The government is set to introduce new tariffs on overseas steel to protect UK producers from a “flood of cheap steel” imports.
The Telegraph reports that Boris Johnson’s government will impose new “safeguard” import limits on several developing countries, while announcing a two-year extension of duties imposed on developed countries and China.
Tariffs and quotas
On the basis of a report from the Trade Remedies Authority (TRA), international trade secretary Anne-Marie Trevelyan has proposed a two year extension of tariffs and quotas on 15 categories of steel products, reports S&P Global.
The TRA has also advised Trevelyan that India, Tunisia, Vietnam and Turkey have all exceeded an imports quota for developing countries, meaning that they should also be subjected to the tariffs already applied to other states.
Sources said Brazil and South Korea could also be hit.
The Times reports that Trevelyan’s belief that supporting British steel through the tariffs was the right thing to do.
The move has also received positive support from industry including Gareth Stave, director general of UK steel.
“Today’s decision to maintain the UK’s steel safeguard in full once again shows that the government is backing Britain’s steel industry,” he said.
Stace also said that tariffs should only be used as an interim measure, however.

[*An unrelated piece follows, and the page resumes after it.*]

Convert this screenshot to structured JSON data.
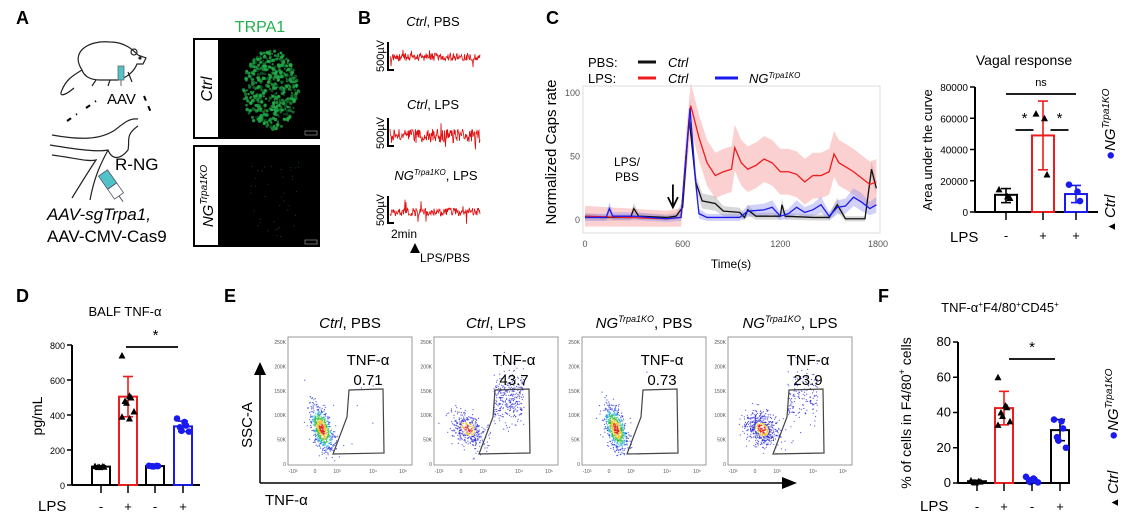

“It is vital we now work with partners like the EU and the US to address the underlying issues that are destabilising global steel markets,” he said. “Safeguards are not a long-term solution, and the goal here is a global market for steel where we all play by the same rules.”
Fear of retaliation
Senior government figures are concerned that imposing tariffs could lead to a trade war, however, with retaliatory measures being placed on UK exports such as whisky and cars.
They also worry that it will damage British manufacturers who rely on imported steel.
The measures will expose Boris Johnson to allegations that he is breaking international law – an allegation reportedly levelled at him by former ethics adviser Lord Geidt earlier this month.
Speaking at the G7 summit in Germany, Johnson said that the UK steel industry was finding it tough due to rising energy costs.
“I think it is reasonable for UK steel to have the same protections that other European, absolutely every other European economy does,” he said.
Shadow foreign secretary, David Lammy, said that Labour backed the decision to extend protections for domestic steel that were also in place in the US and the EU, reports the Guardian.